- Не спас ли я тебя вполне
- От философского угара,
- И не благодаря ли мне
- Ты не сошел с земного шара?
- Так что ж ты разгонять тоску
- Засел совой под сенью граба
- И варишься в своем соку,
- Питаясь воздухом, как жаба?
Фауст отвечает вполне по-пастернаковски:
- Когда б ты ведал, сколько сил
- Я черпаю в глуши лесистой,
- Из зависти одной, нечистый,
- Ты б эту радость отравил!
Но Мефистофелю, понятное дело, пантеистические восторги смешны; в действительности он только этого по-настоящему и боится — что Фауст вырвется из-под его контроля и вернется к себе самому:
- Вот неземное наслажденье!
- Ночь промечтать средь гор, в траве,
- Как божество, шесть дней творенья
- Объяв в конечном торжестве!
- Постигнуть все под небосводом,
- Со всем сродниться и потом
- С высот свалиться кувырком —
- Куда, сказал бы мимоходом,
- Но этого простейший стыд
- Мне выговорить не велит.
Известно куда — на ложе греха; логика дьявола остается неизменной. Сначала он осыпает художника благодеяниями, потом попрекает ими, постоянно напоминая ему о его человеческом ничтожестве и злодействах, самим же Мефистофелем внушенных и подготовленных. В аллегорической, переусложненной и при этом временами плоской интриге «Фауста» тем не менее очевиден — и наиболее близок переводчику — один стержневой мотив: главная задача дьявола — внушить художнику мысль о тщетности его усилий, о том, что мир этих усилий не стоит. Раз за разом, плетя свои аргументы («Ты, как всегда, софист и лжец» — не забудем, что и Левий Матвей у Булгакова называет Воланда «старым софистом»), Мефистофель подменяет любовь — развратом, творчество — тщеславием, философию — страхом смерти; изыскивает низменные мотивировки, порочит высокие замыслы, предлагает всевозможные соблазны (во второй части это соблазны куда более сильные, чем молодость, любовь и богатство: тут появится фантом власти, шанс насильно облагодетельствовать человечество, возникнет и идея гордого бунта против Бога — словом, явлены будут все интеллектуальные моды предыдущих да и последующих веков). «Нет в мире вещи, стоящей пощады. Творенье не годится никуда». Любопытно, кстати, что когда он произносит свой знаменитый и пафосный ответ, определяя себя как «часть силы той, что без числа творит добро, всему желая зла»,— Фауста эта ложная красивость оставляет равнодушным.

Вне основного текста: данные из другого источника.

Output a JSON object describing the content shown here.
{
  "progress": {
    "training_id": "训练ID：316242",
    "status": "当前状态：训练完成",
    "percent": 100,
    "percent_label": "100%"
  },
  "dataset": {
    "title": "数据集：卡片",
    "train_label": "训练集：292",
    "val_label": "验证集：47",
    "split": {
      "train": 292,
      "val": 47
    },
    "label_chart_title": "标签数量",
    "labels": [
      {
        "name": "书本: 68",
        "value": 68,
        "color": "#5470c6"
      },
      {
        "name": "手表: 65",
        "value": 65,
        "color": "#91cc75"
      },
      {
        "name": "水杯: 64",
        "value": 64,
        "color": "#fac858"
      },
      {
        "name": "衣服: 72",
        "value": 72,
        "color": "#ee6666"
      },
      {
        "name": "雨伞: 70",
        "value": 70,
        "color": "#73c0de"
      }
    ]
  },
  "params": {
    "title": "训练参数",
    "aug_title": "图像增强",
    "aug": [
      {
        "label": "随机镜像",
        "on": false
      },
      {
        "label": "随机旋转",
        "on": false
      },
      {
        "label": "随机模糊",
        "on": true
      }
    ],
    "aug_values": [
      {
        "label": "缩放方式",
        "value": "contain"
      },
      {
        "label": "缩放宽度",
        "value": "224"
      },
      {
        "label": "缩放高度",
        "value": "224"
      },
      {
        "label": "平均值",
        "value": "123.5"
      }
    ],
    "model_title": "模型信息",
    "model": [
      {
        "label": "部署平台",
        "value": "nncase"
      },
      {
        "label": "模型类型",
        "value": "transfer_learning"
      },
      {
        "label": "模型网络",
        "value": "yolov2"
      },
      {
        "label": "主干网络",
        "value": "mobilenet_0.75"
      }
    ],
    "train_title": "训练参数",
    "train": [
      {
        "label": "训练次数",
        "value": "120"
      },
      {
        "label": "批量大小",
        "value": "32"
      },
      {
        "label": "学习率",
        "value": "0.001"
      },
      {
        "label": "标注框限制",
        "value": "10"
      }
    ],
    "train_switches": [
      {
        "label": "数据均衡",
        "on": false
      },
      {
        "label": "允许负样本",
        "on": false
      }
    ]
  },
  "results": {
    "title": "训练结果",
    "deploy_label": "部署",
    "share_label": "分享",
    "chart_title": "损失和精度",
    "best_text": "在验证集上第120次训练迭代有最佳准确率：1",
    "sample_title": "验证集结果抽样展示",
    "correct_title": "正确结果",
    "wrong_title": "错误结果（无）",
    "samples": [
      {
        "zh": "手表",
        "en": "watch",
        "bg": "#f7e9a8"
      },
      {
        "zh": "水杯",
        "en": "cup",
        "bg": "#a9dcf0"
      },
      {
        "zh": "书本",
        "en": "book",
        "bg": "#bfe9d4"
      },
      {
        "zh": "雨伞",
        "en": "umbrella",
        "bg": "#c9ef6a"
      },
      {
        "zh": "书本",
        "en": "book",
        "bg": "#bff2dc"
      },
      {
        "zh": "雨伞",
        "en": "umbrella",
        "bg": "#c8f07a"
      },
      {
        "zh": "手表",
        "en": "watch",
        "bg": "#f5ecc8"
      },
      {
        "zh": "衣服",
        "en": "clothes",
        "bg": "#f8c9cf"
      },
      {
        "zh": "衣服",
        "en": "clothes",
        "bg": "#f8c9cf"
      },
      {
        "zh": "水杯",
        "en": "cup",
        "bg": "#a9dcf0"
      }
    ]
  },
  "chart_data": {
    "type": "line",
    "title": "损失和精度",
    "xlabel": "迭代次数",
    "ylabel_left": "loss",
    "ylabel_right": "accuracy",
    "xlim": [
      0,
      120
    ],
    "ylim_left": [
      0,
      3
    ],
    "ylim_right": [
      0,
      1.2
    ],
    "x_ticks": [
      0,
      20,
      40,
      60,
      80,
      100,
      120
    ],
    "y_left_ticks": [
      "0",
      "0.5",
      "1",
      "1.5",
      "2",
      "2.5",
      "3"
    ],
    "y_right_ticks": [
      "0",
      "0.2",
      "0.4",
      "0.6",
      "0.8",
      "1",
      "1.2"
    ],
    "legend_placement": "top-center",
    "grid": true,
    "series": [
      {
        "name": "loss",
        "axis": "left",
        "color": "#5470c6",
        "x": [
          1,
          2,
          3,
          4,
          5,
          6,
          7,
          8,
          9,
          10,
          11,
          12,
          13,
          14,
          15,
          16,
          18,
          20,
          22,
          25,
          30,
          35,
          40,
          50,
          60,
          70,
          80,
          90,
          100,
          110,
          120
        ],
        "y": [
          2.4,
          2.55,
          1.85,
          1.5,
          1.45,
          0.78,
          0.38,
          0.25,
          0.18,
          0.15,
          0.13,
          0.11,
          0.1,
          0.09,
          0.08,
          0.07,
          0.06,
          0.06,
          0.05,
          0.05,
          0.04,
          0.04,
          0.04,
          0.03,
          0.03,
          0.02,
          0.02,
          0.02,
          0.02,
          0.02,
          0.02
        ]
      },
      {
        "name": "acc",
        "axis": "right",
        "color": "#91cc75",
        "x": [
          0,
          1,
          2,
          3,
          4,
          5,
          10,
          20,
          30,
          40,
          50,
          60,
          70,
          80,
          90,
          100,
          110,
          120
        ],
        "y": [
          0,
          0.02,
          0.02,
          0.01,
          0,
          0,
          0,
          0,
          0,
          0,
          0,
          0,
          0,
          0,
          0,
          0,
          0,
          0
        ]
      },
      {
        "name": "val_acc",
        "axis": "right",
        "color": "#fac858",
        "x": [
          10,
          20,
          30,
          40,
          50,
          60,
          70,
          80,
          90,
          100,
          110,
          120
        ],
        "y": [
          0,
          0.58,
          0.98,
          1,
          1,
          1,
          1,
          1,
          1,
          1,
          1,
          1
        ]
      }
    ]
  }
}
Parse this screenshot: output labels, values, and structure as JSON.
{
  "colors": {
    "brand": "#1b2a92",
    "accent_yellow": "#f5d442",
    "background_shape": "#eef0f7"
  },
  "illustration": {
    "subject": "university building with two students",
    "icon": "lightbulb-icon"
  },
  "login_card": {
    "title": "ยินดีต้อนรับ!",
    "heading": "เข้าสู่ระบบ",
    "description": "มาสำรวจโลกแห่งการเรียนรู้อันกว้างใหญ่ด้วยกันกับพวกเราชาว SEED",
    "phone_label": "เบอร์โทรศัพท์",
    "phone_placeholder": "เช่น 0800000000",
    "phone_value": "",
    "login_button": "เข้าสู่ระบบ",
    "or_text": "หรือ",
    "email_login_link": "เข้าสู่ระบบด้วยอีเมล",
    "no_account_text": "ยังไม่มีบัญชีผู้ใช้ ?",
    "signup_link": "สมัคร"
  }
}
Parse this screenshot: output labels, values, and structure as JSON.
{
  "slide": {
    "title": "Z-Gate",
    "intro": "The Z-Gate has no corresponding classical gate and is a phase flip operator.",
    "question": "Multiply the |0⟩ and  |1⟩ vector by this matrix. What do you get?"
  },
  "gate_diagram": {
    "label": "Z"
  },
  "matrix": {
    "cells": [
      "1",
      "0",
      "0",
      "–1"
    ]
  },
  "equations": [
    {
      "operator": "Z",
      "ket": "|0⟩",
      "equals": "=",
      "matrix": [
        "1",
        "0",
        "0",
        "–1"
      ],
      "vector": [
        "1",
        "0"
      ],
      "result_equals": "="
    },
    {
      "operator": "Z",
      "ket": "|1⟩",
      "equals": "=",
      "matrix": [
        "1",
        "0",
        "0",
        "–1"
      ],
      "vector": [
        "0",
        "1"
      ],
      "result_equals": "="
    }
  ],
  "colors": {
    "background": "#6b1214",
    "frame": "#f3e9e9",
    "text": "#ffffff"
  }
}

Что отстаивает Фауст? Прежде всего свою неутолимость: всех благодеяний Мефистофеля мало. Есть высший дар — творческий; тому, кто знает эту отраву, ничто другое не затуманит головы (не зря в «Кухне ведьмы» Мефистофель замечает старухе, что Фауста не свалит никакое питье). Сколько бы ни настаивал Мефистофель, что мир движется завистью, жадностью и тщеславием, сколько бы ни издевался над чистотой — все его стрелы бьют мимо цели. Но ведь на каждые три слова лжи приходятся у него два слова правды — разоблачает ли он лживых попов, важных философов или самовлюбленных литераторов, Фауст охотно соглашается. Это и есть та дьявольская смесь, которая так бесила Пастернака.
В грубых шутках Мефистофеля, его простонародных ухватках, его виртуозной мимикрии — умении со школярами, учеными и пьянчугами в погребке говорить на их языке — проглядывают как будто знакомые, почти родные интонации: «Блоху не смеют трогать, ее боится двор — а мы блоху под ноготь, и кончен разговор!» Именно так заигрывала с народом любая власть, втайне его презирая,— но у власти советской это было еще откровенней, еще наглядней. Пожалуй, в кабачке Ауэрбаха в Лейпциге Мефистофель наиболее органичен: здесь же он покупает бюргеров соблазном изобилия (в оркестровке этой сцены, в лексике и интонациях есть некое сходство с гаммельнскими зарисовками из «Крысолова»), здесь же наступает и апофеоз всеобщего счастья: «Раздолье и блаженство нам, как в луже свиньям пятистам!» Заподозрив сатану в колдовстве, бюргеры тотчас бросаются на него с ножами — сброд легко меняет милость на гнев,— и так соблазнительно посочувствовать дьяволу, когда он этот сброд одурачивает! Но Мефистофелю не удается добиться от Фауста ни народолюбия, ни гордого презрения к толпе. Куда бы они ни пришли — в кабак, в городской сад, в кухню ведьмы,— Фауст повторяет свой рефрен: «Уйдем отсюда!» Только на Брокене, в канун Вальпургиевой ночи, его захватывает хоровод духов, болотных огней, призрачных красавиц; на эстетические приманки «Фауст, фантаст» все-таки покупается. Тем горше его раскаянье наутро, когда он узнает, что его опьянение длилось целый год — Гретхен успела родить и убить дочь и попасть в тюрьму за детоубийство. Завтра ее казнят.